Coming out the same year as The Abyss, George P Cosmatos’ underwater horror thriller, about the discovery of a mysterious sunken Soviet vessel occupied by a visitor not of this world, was overshadowed that by that film. The tagline for the film was “How long can you hold your breath?” and there are some nerve-stretching moments where you’ll have to remind yourself to breathe out again.
Deepstar Six (1989)
A research crew stumble disturb an alien lifeform who proceeds to kill them one by one, in Friday 13th and House director Sean S Cunningham’s B-movie underwater chiller that takes you right down to the ocean bed for a cheap and cheerful cross between Alien and The Abyss.
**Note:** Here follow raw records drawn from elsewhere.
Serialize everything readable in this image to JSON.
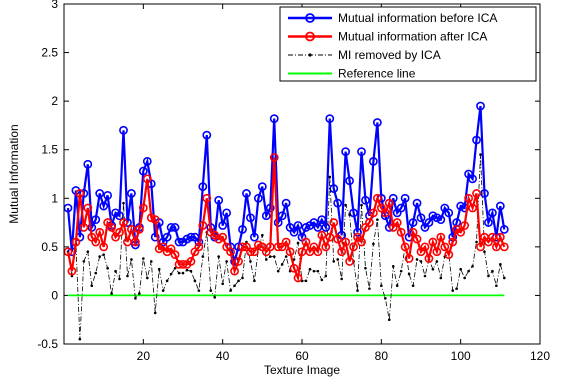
{
  "chart_data": {
    "type": "line",
    "title": "",
    "xlabel": "Texture Image",
    "ylabel": "Mutual Information",
    "xlim": [
      0,
      120
    ],
    "ylim": [
      -0.5,
      3
    ],
    "xticks": [
      20,
      40,
      60,
      80,
      100,
      120
    ],
    "yticks": [
      -0.5,
      0,
      0.5,
      1,
      1.5,
      2,
      2.5,
      3
    ],
    "grid": false,
    "legend_position": "top-right",
    "x": [
      1,
      2,
      3,
      4,
      5,
      6,
      7,
      8,
      9,
      10,
      11,
      12,
      13,
      14,
      15,
      16,
      17,
      18,
      19,
      20,
      21,
      22,
      23,
      24,
      25,
      26,
      27,
      28,
      29,
      30,
      31,
      32,
      33,
      34,
      35,
      36,
      37,
      38,
      39,
      40,
      41,
      42,
      43,
      44,
      45,
      46,
      47,
      48,
      49,
      50,
      51,
      52,
      53,
      54,
      55,
      56,
      57,
      58,
      59,
      60,
      61,
      62,
      63,
      64,
      65,
      66,
      67,
      68,
      69,
      70,
      71,
      72,
      73,
      74,
      75,
      76,
      77,
      78,
      79,
      80,
      81,
      82,
      83,
      84,
      85,
      86,
      87,
      88,
      89,
      90,
      91,
      92,
      93,
      94,
      95,
      96,
      97,
      98,
      99,
      100,
      101,
      102,
      103,
      104,
      105,
      106,
      107,
      108,
      109,
      110,
      111
    ],
    "series": [
      {
        "name": "Mutual information before ICA",
        "color": "#0000ff",
        "marker": "circle",
        "values": [
          0.9,
          0.45,
          1.08,
          0.6,
          1.05,
          1.35,
          0.7,
          0.78,
          1.05,
          0.92,
          1.03,
          0.72,
          0.85,
          0.82,
          1.7,
          0.75,
          1.05,
          0.52,
          0.7,
          1.28,
          1.38,
          1.15,
          0.6,
          0.75,
          0.55,
          0.6,
          0.7,
          0.7,
          0.55,
          0.55,
          0.58,
          0.6,
          0.6,
          0.55,
          1.12,
          1.65,
          0.7,
          0.6,
          0.98,
          0.72,
          0.85,
          0.5,
          0.35,
          0.5,
          0.68,
          1.05,
          0.8,
          0.6,
          1.0,
          1.12,
          0.82,
          0.9,
          1.82,
          0.75,
          0.82,
          0.95,
          0.7,
          0.65,
          0.72,
          0.6,
          0.7,
          0.72,
          0.75,
          0.7,
          0.78,
          0.7,
          1.82,
          1.1,
          0.95,
          0.62,
          1.48,
          1.18,
          0.85,
          0.65,
          1.48,
          0.98,
          0.82,
          1.38,
          1.78,
          1.0,
          0.82,
          0.7,
          1.0,
          0.85,
          0.9,
          1.0,
          0.6,
          0.75,
          0.95,
          0.8,
          0.7,
          0.75,
          0.82,
          0.8,
          0.78,
          0.9,
          0.85,
          0.6,
          0.75,
          0.92,
          0.9,
          1.25,
          1.2,
          1.6,
          1.95,
          1.05,
          0.75,
          0.85,
          0.6,
          0.92,
          0.68
        ]
      },
      {
        "name": "Mutual information after ICA",
        "color": "#ff0000",
        "marker": "circle",
        "values": [
          0.45,
          0.25,
          0.55,
          1.05,
          0.7,
          0.9,
          0.6,
          0.55,
          0.65,
          0.5,
          0.75,
          0.7,
          0.6,
          0.65,
          0.75,
          0.55,
          0.68,
          0.55,
          0.68,
          0.9,
          1.2,
          0.8,
          0.78,
          0.48,
          0.5,
          0.45,
          0.48,
          0.42,
          0.32,
          0.32,
          0.32,
          0.35,
          0.45,
          0.5,
          0.72,
          1.0,
          0.65,
          0.62,
          0.58,
          0.6,
          0.5,
          0.45,
          0.25,
          0.35,
          0.5,
          0.5,
          0.45,
          0.45,
          0.52,
          0.5,
          0.45,
          0.5,
          1.42,
          0.5,
          0.5,
          0.55,
          0.45,
          0.28,
          0.18,
          0.45,
          0.55,
          0.45,
          0.5,
          0.45,
          0.62,
          0.5,
          0.6,
          0.75,
          0.58,
          0.45,
          0.55,
          0.35,
          0.5,
          0.6,
          0.55,
          0.7,
          0.75,
          0.85,
          1.0,
          0.9,
          0.85,
          0.95,
          0.7,
          0.75,
          0.65,
          0.5,
          0.38,
          0.65,
          0.58,
          0.45,
          0.5,
          0.38,
          0.55,
          0.45,
          0.6,
          0.5,
          0.42,
          0.55,
          0.68,
          0.65,
          0.72,
          1.0,
          0.9,
          1.05,
          0.5,
          0.6,
          0.55,
          0.6,
          0.5,
          0.6,
          0.5
        ]
      },
      {
        "name": "MI removed by ICA",
        "color": "#000000",
        "marker": "dot",
        "values": [
          0.45,
          0.2,
          0.53,
          -0.45,
          0.35,
          0.45,
          0.1,
          0.23,
          0.4,
          0.42,
          0.28,
          0.02,
          0.25,
          0.17,
          0.95,
          0.2,
          0.37,
          -0.03,
          0.02,
          0.38,
          0.18,
          0.35,
          -0.18,
          0.27,
          0.05,
          0.15,
          0.22,
          0.28,
          0.23,
          0.23,
          0.26,
          0.25,
          0.15,
          0.05,
          0.4,
          0.65,
          0.05,
          -0.02,
          0.4,
          0.12,
          0.35,
          0.05,
          0.1,
          0.15,
          0.18,
          0.55,
          0.35,
          0.15,
          0.48,
          0.62,
          0.37,
          0.4,
          0.4,
          0.25,
          0.32,
          0.4,
          0.25,
          0.37,
          0.54,
          0.15,
          0.15,
          0.27,
          0.25,
          0.25,
          0.16,
          0.2,
          1.22,
          0.35,
          0.37,
          0.17,
          0.93,
          0.83,
          0.35,
          0.05,
          0.93,
          0.28,
          0.07,
          0.53,
          0.78,
          0.1,
          -0.03,
          -0.25,
          0.3,
          0.1,
          0.25,
          0.5,
          0.22,
          0.1,
          0.37,
          0.35,
          0.2,
          0.37,
          0.27,
          0.35,
          0.18,
          0.4,
          0.43,
          0.05,
          0.07,
          0.27,
          0.18,
          0.25,
          0.3,
          0.55,
          1.45,
          0.45,
          0.2,
          0.25,
          0.1,
          0.32,
          0.18
        ]
      },
      {
        "name": "Reference line",
        "color": "#00ff00",
        "marker": "none",
        "values": [
          0,
          0,
          0,
          0,
          0,
          0,
          0,
          0,
          0,
          0,
          0,
          0,
          0,
          0,
          0,
          0,
          0,
          0,
          0,
          0,
          0,
          0,
          0,
          0,
          0,
          0,
          0,
          0,
          0,
          0,
          0,
          0,
          0,
          0,
          0,
          0,
          0,
          0,
          0,
          0,
          0,
          0,
          0,
          0,
          0,
          0,
          0,
          0,
          0,
          0,
          0,
          0,
          0,
          0,
          0,
          0,
          0,
          0,
          0,
          0,
          0,
          0,
          0,
          0,
          0,
          0,
          0,
          0,
          0,
          0,
          0,
          0,
          0,
          0,
          0,
          0,
          0,
          0,
          0,
          0,
          0,
          0,
          0,
          0,
          0,
          0,
          0,
          0,
          0,
          0,
          0,
          0,
          0,
          0,
          0,
          0,
          0,
          0,
          0,
          0,
          0,
          0,
          0,
          0,
          0,
          0,
          0,
          0,
          0,
          0,
          0
        ]
      }
    ]
  }
}
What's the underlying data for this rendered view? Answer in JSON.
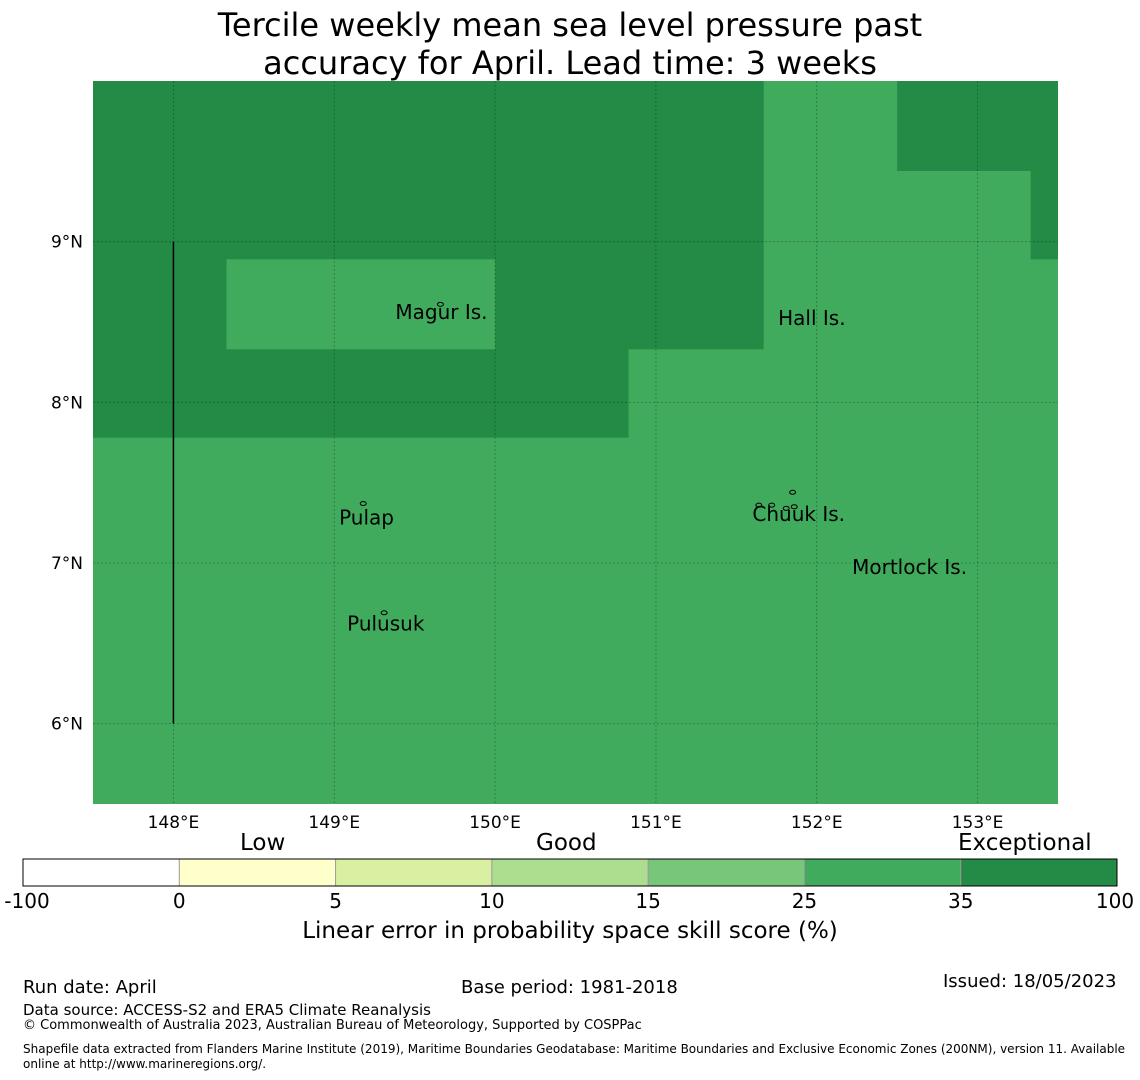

Strange things start happening on a World War Two submarine in Pitch Black director David Twohy’s mystery thriller, co-written by Darren Aronofsky. As in Das Boot, life on the sub is a relentless, nerve-grinding existence, and in this instance it takes its toll on the crew, who begin to experience hallucinations and overpowering fear as their psyche’s start to collapse under the pressure.
Black Sea (2014)
Jude Law is a sub captain searching for World War Two U-boat filled with gold, in Kevin Macdonald’s terrific adventure thriller, a cross between Das Boot and The Treasure of the Sierra Madre. Macdonald filmed it on a real 1960s Russian submarine, making the viewing experience all the more real and relentless as the mission spirals out of control.